The annual increase in the level of debt bottomed in June 2013 at about $16 billion, but peaked in March 2015 at $83.2 Billion. Over the past couple of months, we have seen an increase to an annual $83.7 Billion.
It is better to look at the level of the market value of debt rather than the face value of debt to ascertain the level of Government borrowing to fund the deficit. The media tends to focus on the face value of the debt but if the Government issues $1 million of Bonds with a maturity of 21st April 2027 with a coupon of 4.75%, it doesn’t receive $1 million, it would receive $1,234,000 (23.4% more). This happens because the market price (ASX code: GSBG27.ASX) is $123.47, not $100.00. Because the regular coupon payment is 4.75% and the market interest rate is 2.31%, the market is prepared to pay more than $100 today because coupon payments are higher than the current rate of interest.

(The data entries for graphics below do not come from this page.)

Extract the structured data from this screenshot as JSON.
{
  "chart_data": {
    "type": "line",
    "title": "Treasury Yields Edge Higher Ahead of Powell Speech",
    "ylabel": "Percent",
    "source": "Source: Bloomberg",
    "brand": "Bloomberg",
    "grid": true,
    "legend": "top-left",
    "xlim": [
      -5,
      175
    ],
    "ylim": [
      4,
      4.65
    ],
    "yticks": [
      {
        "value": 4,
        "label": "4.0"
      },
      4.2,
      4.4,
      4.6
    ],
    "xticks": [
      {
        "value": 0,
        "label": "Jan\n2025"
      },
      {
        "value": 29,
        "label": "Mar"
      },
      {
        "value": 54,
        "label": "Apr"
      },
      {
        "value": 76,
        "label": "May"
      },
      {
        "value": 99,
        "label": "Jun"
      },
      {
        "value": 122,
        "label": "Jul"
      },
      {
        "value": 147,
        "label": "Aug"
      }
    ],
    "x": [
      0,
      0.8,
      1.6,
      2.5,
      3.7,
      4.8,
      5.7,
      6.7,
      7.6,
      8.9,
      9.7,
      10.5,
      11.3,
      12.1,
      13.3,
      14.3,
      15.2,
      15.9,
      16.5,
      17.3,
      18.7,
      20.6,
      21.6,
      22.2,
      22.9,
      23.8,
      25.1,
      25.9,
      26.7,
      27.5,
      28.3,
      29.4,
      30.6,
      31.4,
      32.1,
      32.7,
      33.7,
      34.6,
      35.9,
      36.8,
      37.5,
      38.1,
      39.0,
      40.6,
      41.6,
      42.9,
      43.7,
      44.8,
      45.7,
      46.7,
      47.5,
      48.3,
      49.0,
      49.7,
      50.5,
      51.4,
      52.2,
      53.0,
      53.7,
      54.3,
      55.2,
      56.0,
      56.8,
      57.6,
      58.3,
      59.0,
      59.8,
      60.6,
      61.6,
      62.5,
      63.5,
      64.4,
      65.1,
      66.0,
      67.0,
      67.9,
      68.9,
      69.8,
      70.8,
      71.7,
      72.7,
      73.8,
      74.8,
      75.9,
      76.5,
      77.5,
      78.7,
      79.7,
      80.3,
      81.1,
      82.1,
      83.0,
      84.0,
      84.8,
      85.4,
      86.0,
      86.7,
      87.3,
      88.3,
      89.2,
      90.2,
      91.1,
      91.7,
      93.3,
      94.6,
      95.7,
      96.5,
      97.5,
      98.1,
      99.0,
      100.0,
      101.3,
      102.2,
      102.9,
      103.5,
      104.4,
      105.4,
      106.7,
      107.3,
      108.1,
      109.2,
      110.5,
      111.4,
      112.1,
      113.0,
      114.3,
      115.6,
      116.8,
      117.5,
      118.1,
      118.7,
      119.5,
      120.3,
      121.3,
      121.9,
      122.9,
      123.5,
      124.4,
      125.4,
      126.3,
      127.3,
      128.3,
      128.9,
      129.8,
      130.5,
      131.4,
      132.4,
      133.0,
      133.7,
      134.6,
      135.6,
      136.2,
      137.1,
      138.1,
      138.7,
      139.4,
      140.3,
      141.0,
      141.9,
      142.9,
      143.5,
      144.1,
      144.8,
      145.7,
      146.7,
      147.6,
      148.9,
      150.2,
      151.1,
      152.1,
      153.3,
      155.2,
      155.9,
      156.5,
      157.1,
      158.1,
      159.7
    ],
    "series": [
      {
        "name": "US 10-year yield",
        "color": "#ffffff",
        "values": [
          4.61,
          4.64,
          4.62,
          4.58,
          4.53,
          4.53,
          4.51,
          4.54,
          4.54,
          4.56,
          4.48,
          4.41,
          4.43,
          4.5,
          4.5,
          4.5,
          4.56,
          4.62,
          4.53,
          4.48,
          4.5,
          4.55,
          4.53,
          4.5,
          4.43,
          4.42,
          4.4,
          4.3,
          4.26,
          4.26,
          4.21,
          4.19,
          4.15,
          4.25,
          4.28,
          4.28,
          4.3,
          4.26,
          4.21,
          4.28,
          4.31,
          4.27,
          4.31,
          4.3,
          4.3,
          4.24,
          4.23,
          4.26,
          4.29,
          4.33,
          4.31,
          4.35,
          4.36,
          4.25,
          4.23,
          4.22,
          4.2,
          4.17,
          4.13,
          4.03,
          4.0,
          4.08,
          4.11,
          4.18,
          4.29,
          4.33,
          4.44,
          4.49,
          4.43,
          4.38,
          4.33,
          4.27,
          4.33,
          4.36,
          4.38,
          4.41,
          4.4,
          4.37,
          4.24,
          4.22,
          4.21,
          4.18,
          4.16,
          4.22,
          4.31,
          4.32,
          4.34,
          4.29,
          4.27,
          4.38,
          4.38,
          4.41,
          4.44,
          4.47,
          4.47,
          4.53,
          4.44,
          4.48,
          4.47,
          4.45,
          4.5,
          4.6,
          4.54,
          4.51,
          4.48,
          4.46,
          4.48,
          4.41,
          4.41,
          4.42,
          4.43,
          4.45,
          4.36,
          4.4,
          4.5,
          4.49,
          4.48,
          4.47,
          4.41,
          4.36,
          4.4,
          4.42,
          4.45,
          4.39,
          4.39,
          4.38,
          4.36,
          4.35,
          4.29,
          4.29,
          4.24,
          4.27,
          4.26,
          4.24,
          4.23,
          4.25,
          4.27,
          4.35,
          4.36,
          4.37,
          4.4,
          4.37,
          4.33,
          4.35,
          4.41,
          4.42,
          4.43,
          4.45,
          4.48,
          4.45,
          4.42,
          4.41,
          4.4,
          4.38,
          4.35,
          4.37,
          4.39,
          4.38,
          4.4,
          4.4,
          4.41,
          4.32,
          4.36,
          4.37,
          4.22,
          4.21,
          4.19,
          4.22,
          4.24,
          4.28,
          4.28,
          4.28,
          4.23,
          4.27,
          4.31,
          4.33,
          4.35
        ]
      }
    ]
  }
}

The media has been commenting on the ballooning debt issue in the context that both major parties are no longer focusing on the debt and deficit disaster. Currently our level of debt appears quite manageable considering $500 Billion is “only” about 30% of GDP. The problem is that the annual growth of debt (over 5% of GDP) is greater than other AAA rated countries.
The issue then is not whether Australia can afford the debt (it can), but whether the external rating agencies lower our coveted AAA credit rating. Any incumbent Government that has the rating lowered during their term of Government will certainly cop a nose bleed in terms of fiscal responsibility.